The IMF said such policies could set the scene for an inflationary boom followed by a bust and could weaken US Treasury bonds as a safe bet.

As well as upgrading its outlook for the UK, the IMF suggested the UK economy would perform better than European economies such as Germany, France and Italy over the next two years.

The improved forecast could be a boost for Chancellor Rachel Reeves, who has faced pressure over her policy decisions this week, after figures showed the economy had flatlined.

Labour has made growth its key objective, but Reeves has admitted the government has to “do more to grow our economy”, in order to boost living standards.

The latest IMF figures suggested the UK economy had weaker growth last year than the organisation had expected.

Responding to the IMF’s report, Reeves highlighted that the UK was the only G7 economy, apart from the US, to have its growth forecast upgraded for 2025.

Forecasts are never perfect given the many factors that affect economic growth – from geopolitics to the weather.

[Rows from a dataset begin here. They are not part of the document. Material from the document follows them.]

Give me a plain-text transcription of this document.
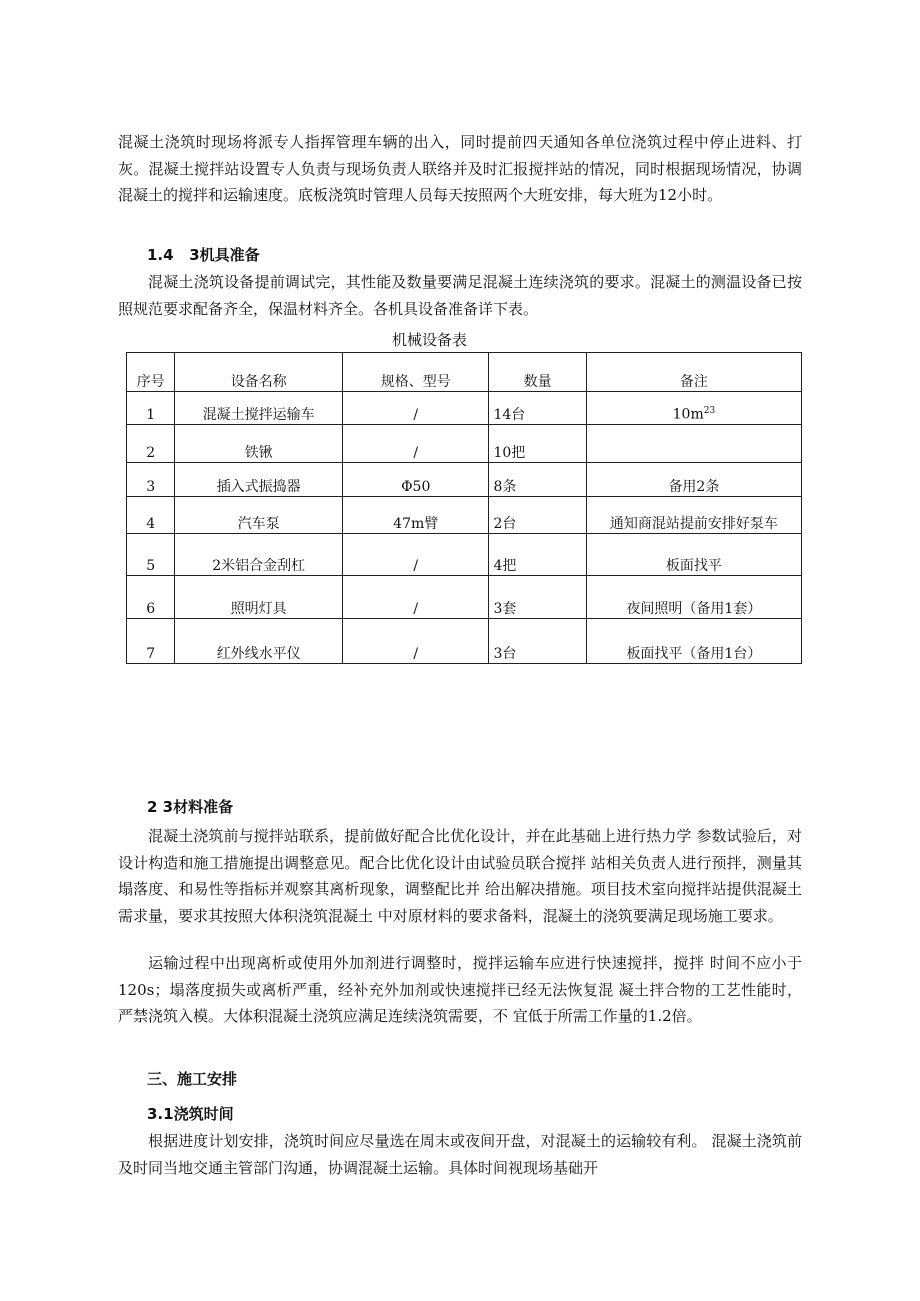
混凝土浇筑时现场将派专人指挥管理车辆的出入，同时提前四天通知各单位浇筑过程中停止进料、打灰。混凝土搅拌站设置专人负责与现场负责人联络并及时汇报搅拌站的情况，同时根据现场情况，协调混凝土的搅拌和运输速度。底板浇筑时管理人员每天按照两个大班安排，每大班为12小时。

1.4   3机具准备

混凝土浇筑设备提前调试完，其性能及数量要满足混凝土连续浇筑的要求。混凝土的测温设备已按照规范要求配备齐全，保温材料齐全。各机具设备准备详下表。

机械设备表

序号	设备名称	规格、型号	数量	备注
1	混凝土搅拌运输车	/	14台	$10m^{23}$
2	铁锹	/	10把	
3	插入式振捣器	Φ50	8条	备用2条
4	汽车泵	47m臂	2台	通知商混站提前安排好泵车
5	2米铝合金刮杠	/	4把	板面找平
6	照明灯具	/	3套	夜间照明（备用1套）
7	红外线水平仪	/	3台	板面找平（备用1台）
2 3材料准备

混凝土浇筑前与搅拌站联系，提前做好配合比优化设计，并在此基础上进行热力学 参数试验后，对设计构造和施工措施提出调整意见。配合比优化设计由试验员联合搅拌 站相关负责人进行预拌，测量其塌落度、和易性等指标并观察其离析现象，调整配比并 给出解决措施。项目技术室向搅拌站提供混凝土需求量，要求其按照大体积浇筑混凝土 中对原材料的要求备料，混凝土的浇筑要满足现场施工要求。

运输过程中出现离析或使用外加剂进行调整时，搅拌运输车应进行快速搅拌，搅拌 时间不应小于120s；塌落度损失或离析严重，经补充外加剂或快速搅拌已经无法恢复混 凝土拌合物的工艺性能时，严禁浇筑入模。大体积混凝土浇筑应满足连续浇筑需要，不 宜低于所需工作量的1.2倍。

三、施工安排
3.1浇筑时间

根据进度计划安排，浇筑时间应尽量选在周末或夜间开盘，对混凝土的运输较有利。 混凝土浇筑前及时同当地交通主管部门沟通，协调混凝土运输。具体时间视现场基础开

But such reports can point in the right direction, especially where they align with other predictions.

The IMF predicted “stable, albeit lacklustre” global growth of 3.3% in both 2025 and 2026, below a historical average of 3.7%.

Its 2025 forecast was largely unchanged from a previous one, mainly because it expects higher US growth than previously predicted to offset lower growth in other major economies.

The imminent arrival of Trump in the White House dominates the section on risks in the IMF’s twice-yearly forecast for the world economy.

When he was last in power, Trump launched into a trade war with China, and US policy led to tit-for-tat tariffs with the EU.

This time round, Trump has proposed a 10% tariff on global imports, a 25% duty on imports from Canada and Mexico, and a 60% tariff on Chinese goods.

It warns that an inflationary US boom could be followed by a possible bust that would potentially “weaken the role of US Treasuries as the global safe asset”.

Investors see US Treasury securities as one of the safest possible bets, because the bonds – which are kind of like an IOU – are backed by the US government.

In addition, if red tape on business is cut too much, this could lead to a runaway dollar that could suck money out of emerging economies, depressing global growth.

Trump going ahead with deportations of illegal immigrants could “permanently reduce potential output” and also raise inflation, The IMF said.

Its chief economist, Pierre-Olivier Gourinchas, said “tremendous uncertainty” about Trump’s future policies was already affecting stock markets around the world.

On Thursday, the World Bank also warned that US tariffs could hit trade and depress global growth this year.